The biggest difference is that he uses the static file, Traefik.yml for the stuff that should reside there, IMHO.
That makes the other files so much easier to read, and thus understand.

Cool thanks! I tried the Traefik.yml route, but found it less convenient personally. With this approach I can integrate the traefik compose commands straight into my portainer stack. Makes it easy for me to make adjustments on the fly, instead of manually editing files.

What you are missing is that the changes in the traefik.yml file is automatically picked up by Traefik. Having them in the docker-compose file means you have to restart the container to pickup the changes.

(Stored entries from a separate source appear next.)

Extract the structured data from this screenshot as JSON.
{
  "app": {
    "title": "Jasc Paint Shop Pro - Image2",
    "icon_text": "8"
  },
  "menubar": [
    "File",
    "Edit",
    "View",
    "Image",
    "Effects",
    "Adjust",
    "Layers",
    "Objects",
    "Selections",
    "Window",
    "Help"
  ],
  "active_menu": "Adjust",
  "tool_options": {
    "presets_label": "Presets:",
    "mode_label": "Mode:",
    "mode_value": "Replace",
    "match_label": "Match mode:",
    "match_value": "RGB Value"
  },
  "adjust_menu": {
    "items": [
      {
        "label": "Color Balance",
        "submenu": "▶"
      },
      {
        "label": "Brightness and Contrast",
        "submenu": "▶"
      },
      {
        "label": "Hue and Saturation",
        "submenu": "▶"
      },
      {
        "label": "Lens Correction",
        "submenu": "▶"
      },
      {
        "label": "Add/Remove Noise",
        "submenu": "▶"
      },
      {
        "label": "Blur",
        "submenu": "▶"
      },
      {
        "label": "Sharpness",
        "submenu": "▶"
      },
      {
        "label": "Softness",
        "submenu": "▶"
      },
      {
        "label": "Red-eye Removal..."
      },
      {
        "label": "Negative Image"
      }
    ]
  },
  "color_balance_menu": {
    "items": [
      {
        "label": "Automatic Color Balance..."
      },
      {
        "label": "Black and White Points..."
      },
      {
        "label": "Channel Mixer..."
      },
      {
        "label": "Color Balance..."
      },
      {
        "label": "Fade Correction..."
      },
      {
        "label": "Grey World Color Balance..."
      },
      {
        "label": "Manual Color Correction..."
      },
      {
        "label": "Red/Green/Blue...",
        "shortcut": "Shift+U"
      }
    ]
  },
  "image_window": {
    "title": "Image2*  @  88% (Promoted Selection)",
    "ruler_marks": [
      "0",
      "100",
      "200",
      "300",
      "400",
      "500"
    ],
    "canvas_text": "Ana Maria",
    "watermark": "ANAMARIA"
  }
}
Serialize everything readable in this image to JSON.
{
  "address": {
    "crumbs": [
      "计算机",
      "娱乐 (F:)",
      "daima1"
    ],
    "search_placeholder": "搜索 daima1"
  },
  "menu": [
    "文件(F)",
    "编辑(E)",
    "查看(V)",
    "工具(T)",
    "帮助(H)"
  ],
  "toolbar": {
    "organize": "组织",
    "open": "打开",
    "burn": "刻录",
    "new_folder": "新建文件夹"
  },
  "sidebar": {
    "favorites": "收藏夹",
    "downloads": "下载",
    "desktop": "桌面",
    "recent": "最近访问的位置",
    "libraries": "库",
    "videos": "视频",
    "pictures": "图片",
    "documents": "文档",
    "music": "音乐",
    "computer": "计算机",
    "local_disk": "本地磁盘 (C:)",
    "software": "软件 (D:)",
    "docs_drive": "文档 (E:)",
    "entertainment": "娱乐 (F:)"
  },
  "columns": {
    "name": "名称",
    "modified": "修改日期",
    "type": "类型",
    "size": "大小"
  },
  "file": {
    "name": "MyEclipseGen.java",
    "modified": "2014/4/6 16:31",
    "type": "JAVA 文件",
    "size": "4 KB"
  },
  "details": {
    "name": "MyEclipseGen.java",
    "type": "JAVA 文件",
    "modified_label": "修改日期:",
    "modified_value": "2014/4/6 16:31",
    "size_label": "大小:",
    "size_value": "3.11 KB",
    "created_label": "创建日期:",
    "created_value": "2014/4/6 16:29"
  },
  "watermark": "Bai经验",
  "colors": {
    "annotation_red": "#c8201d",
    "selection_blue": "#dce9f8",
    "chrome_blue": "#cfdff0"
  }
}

Traefik has both a static and dynamic configuration setup. Changes made within the static configuration file are not dynamically picked up, where as the changes made in the dynamic configuration file are automatically picked up without have to restart containers. I'm aware this "split" of configuration files seems like a pain, however it just fits into the traefik definition of things.